Someone suggested explicitly hinting the filtered index to avoid the costs of recompile. In general, this is rather brittle, because it relies on the index outliving the code; I tend to use this is as a last resort. In this case it isn't valid anyway. When parameterization rules prevent the optimizer from picking the filtered index automatically, they also prevent you from picking it manually. Same issue with a generic
SELECT OrderID, OrderDate FROM dbo.Orders WITH (INDEX (ix_OrdersNotShipped)) WHERE IsShipped = 0; SELECT OrderID, OrderDate FROM dbo.Orders WITH (FORCESEEK) WHERE IsShipped = 0;
Both yield this error:
Query processor could not produce a query plan because of the hints defined in this query. Resubmit the query without specifying any hints and without using SET FORCEPLAN.
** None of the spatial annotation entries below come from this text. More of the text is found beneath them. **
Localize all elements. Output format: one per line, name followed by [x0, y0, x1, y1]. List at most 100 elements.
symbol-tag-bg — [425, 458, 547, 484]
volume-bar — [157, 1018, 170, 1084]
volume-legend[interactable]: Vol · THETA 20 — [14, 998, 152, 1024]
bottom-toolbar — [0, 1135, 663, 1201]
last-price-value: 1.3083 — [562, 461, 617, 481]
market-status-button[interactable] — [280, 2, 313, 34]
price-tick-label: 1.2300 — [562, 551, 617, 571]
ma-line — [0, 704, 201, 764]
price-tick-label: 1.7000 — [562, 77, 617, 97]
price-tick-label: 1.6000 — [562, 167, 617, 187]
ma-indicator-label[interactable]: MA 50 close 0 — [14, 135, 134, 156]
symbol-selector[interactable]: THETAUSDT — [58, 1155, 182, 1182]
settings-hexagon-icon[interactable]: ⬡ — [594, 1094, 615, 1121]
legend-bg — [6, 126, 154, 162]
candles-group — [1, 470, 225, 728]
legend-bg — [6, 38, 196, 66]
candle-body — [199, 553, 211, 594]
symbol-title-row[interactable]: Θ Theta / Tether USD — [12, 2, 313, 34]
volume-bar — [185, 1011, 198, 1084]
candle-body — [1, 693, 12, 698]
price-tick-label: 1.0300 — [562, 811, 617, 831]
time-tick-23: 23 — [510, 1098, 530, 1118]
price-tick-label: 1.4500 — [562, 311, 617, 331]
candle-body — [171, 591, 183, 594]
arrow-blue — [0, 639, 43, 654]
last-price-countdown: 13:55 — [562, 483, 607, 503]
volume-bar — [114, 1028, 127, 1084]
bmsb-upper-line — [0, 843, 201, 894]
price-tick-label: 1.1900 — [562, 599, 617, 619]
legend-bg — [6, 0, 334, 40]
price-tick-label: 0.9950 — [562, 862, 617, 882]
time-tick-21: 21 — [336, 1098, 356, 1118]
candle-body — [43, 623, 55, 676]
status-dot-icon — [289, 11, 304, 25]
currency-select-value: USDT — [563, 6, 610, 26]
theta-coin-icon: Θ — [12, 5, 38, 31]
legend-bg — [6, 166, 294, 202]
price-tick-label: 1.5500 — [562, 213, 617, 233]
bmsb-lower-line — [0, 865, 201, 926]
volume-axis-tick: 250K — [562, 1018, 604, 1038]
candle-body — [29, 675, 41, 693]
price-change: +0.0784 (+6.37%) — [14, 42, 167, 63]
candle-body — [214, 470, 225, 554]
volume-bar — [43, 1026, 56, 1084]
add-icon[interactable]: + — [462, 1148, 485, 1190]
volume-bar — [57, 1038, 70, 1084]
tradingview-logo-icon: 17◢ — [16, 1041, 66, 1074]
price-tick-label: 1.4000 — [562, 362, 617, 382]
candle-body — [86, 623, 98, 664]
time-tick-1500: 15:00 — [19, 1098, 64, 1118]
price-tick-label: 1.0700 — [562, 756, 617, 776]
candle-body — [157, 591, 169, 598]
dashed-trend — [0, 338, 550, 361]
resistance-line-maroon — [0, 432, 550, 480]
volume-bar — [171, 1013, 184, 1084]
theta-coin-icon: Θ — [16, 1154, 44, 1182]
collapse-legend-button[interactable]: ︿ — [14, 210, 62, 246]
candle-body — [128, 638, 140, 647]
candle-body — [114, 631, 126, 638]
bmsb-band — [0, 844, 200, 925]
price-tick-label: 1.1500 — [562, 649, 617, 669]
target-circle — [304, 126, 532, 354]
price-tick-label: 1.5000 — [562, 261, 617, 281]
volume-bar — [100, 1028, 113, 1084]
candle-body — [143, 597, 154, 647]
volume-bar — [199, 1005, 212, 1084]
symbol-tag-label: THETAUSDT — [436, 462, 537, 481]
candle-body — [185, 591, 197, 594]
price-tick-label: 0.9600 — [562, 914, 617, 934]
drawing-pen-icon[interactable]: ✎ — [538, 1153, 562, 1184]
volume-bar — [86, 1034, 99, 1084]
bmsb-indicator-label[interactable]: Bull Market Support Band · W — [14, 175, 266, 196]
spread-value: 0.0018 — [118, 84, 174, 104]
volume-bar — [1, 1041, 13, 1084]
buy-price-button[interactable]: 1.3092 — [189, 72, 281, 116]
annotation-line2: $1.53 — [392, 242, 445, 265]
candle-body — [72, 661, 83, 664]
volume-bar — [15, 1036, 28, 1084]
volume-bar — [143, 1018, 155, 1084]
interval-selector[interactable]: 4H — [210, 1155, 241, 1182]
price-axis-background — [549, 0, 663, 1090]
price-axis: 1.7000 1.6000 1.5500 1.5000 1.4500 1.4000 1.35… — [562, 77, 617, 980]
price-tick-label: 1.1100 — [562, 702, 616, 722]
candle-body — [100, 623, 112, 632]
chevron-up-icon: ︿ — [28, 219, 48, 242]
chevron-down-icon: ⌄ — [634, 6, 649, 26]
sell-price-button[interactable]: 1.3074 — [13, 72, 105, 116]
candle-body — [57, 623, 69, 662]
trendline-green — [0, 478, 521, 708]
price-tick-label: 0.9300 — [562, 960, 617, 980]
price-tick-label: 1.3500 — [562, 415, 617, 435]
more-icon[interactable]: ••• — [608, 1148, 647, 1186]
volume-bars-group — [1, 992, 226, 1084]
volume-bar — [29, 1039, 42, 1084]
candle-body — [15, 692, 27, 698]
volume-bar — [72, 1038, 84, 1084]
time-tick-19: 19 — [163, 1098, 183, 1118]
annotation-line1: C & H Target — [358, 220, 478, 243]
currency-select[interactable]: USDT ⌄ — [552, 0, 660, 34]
And this makes sense, because there's no way to know that the unknown value for the
IsShipped parameter will match the filtered index (or support a seek operation on any index).
I suggested you could use dynamic SQL, to at least only pay that recompile hit when you know you want to hit the smaller index:
DECLARE @IsShipped bit = 0; DECLARE @sql nvarchar(max) = N'SELECT dynsql = OrderID, OrderDate FROM dbo.Orders' + CASE WHEN @IsShipped IS NOT NULL THEN N' WHERE IsShipped = @IsShipped' ELSE N'' END + CASE WHEN @IsShipped = 0 THEN N' OPTION (RECOMPILE)' ELSE N'' END; EXEC sys.sp_executesql @sql, N'@IsShipped bit', @IsShipped;
This leads to the same efficient plan as above. If you changed the variable to
@IsShipped = 1, then you get the more expensive clustered index scan you should expect:
But nobody likes using dynamic SQL in an edge case like this — it makes code harder to read and maintain, and even if this code were out in the application, it's still additional logic that would have to be added there, making it less than desirable.
We talked briefly about implementing a plan guide, which is certainly not simpler, but then a colleague suggested that you could fool the optimizer by "hiding" the parameterized statement inside a stored procedure, view, or inline table-valued function. It was so simple, I didn't believe it would work.
But then I tried it:
CREATE PROCEDURE dbo.GetUnshippedOrders AS BEGIN SET NOCOUNT ON; SELECT OrderID, OrderDate FROM dbo.Orders WHERE IsShipped = 0; END GO CREATE VIEW dbo.vUnshippedOrders AS SELECT OrderID, OrderDate FROM dbo.Orders WHERE IsShipped = 0; GO CREATE FUNCTION dbo.fnUnshippedOrders() RETURNS TABLE AS RETURN (SELECT OrderID, OrderDate FROM dbo.Orders WHERE IsShipped = 0); GO
All three of these queries perform the efficient seek against the filtered index:
EXEC dbo.GetUnshippedOrders; GO SELECT OrderID, OrderDate FROM dbo.vUnshippedOrders; GO SELECT OrderID, OrderDate FROM dbo.fnUnshippedOrders();
I was surprised this was so effective. Of course, this requires you to change the application; if you can't change the app code to call a stored procedure or reference the view or function (or even add
OPTION (RECOMPILE)), you'll have to keep looking for other options. But if you can change the application code, stuffing the predicate into another module may just be the way to go.